2- Alameti Fenerbahçe burnundaki "Işık Saçan Fener" olacak.
3- Renkleri de kıskançlık ve temizllik timsali Sarı-Beyaz olacak.
4- Reislik vazifesini Ziya, katipliği Ayetullah ve kaptanlığı da Necip üzerlerine alacak.

Fenerbahçe'nin sarı-beyaz forma ile sahalara çıkan bu ilk kadrosu şu oyunculardan oluşmuştu:
Asaf - Ziya, Hasan, Sami, Ayetullah, Mazhar, Necip- Fethi Galip, Hüseyin, Hasan ve Nevzat

Zaman zaman, kah sahaya çıkan, kah sağa sola dağılan futbol takımı bu sıkıntıları, St.Joseph Lisesi talebeleriyle yine bu okulun "Sarıklı" namıyla maruf Türkçe Hocası Enver (Yetkiner)'in himayeleri sayesinde geçitirebilmiştir. Meşrutiyetin ilanından sonra Fenerbahçe Futbol Takımı futbol sahalarında yavaş yavaş fakat emin adınlarla başarı sağlamaya başlamıştır.

Fenerbahçe Futbol Takımının Başarıları (Fenerbahçe Neden En büyük?):

Türkiye Birinci Ligini en çok birinci bitiren takım.
Türkiye Birinci Liginde tarihinde en fazla puan toplayan takım.
Resmi en fazla şampiyon olan kulüp.
En fazla kupa kazanan kulüp
Ezeli Rakipleri Galatasaray ve Beşiktaş'ı en çok yenen takım.
Türk Milli Takımına en fazla oyuncu veren takım.
Yabancı takımlarla en fazla maç yapan takım.
Avrupa Kupalarında ülkemizi en fazla temsil eden takım.
Türkiye Liginde en fazla gol kralı olan takım.
Türkiye Birinci Liginde en fazla galibiyet alan takım.
Türkiye Birinci Liginde bir sezonda en fazla gol atan takım.
Başarısı ile Guiness Rekorlar Kitabına giren ilk ve tek Türk takımı.
Bir sezonda dünyada en az gol yiyen takım.
Yurtdışına en fazla Türk sporcu transfer eden takım.
En fazla taraftara sahip takım.
Dünya karmasına en fazla oyuncu veren Türk takımı.
Dünya karmasına ilk oyuncu veren Türk takımı.

Fenerbahçe'nin Dünya Tarihine geçen Başarısı:

126 yıllık dünya resmi futbol tarihinde bir eşi bulunmayan olağanüstü başarı!
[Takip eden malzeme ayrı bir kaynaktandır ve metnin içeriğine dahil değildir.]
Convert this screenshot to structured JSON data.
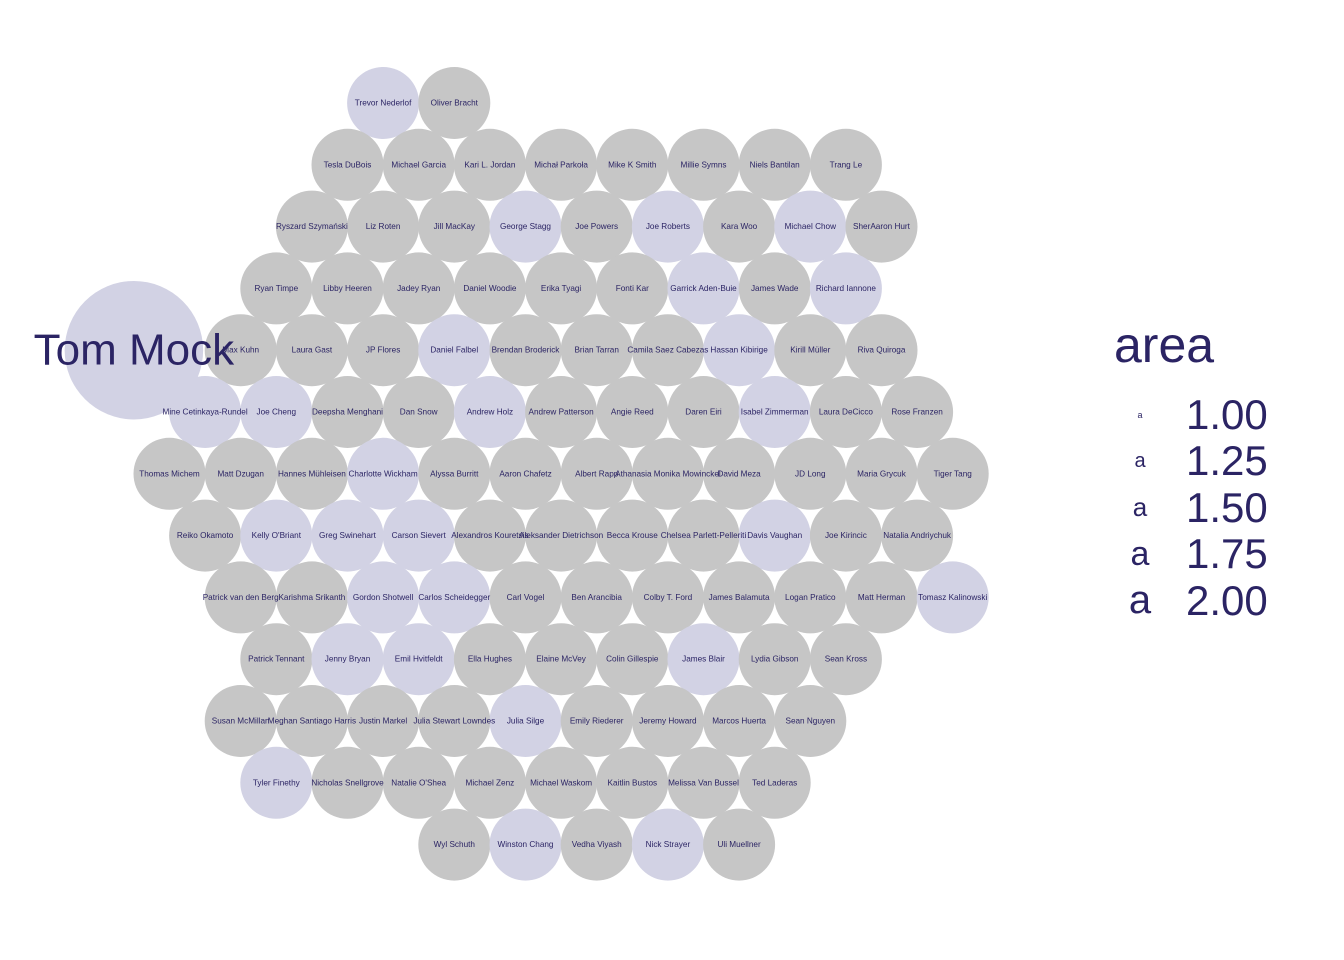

5.Mayıs.1923'te, sekiz takımın katılmasıyla çift devreli düzenlenen İstanbul Ligini Fenerbahçe hiç yenilmeden ve gol yemeden kazanarak, dünya futbol tarihinde bir eşi bulunmayan olağanüstü bir başarıyı gerçekleştirmişti.

O sıralarda ülkenin en güçlü takımlarından biri olan Altınordu'yla berabere (0-0) kaldığı maçın dışında, tüm karşılaşmalarını kazanan, ezeli rakibi Galatasaray'a 3-0 ve 4-0'lık üstünlük sağlayan Fenerbahçe, 1922-23 İstanbul Liginde beşinci kez şampiyonluğa erişirken, en yakın rakibine 6 puan fark sağlamıştı. 126 yıllık dünya futbol tarihinde hiçbir takımın övünemeyeceği bu büyük başarının sahibi olan Fenerbahçe hiç gol yememiş ve rakiplerine 12 maçta (2 maçta rakipleri sahaya çıkmadı) tam 58 gol atmıştı. Fenerbahçe'nin tarihe geçen kadrosu şu şekildeydi:

Şekip Kulaksızoğlu - Cafer Çağatay, Hasan Kamil Sporel, Fahir Yeniçay, İsmet Uluğ, Kadri Göktulga - Bedri Gürsoy, Ömer Tanyerli, Zeki Rıza Sporel (Kaptan), Alaeddin Baydar, Sabih Arca.

Fenerbahçe bu başarısıyla Guiness Rekorlar Kitabına da geçmeyi başaran ilk ve tek Türk takımıdır.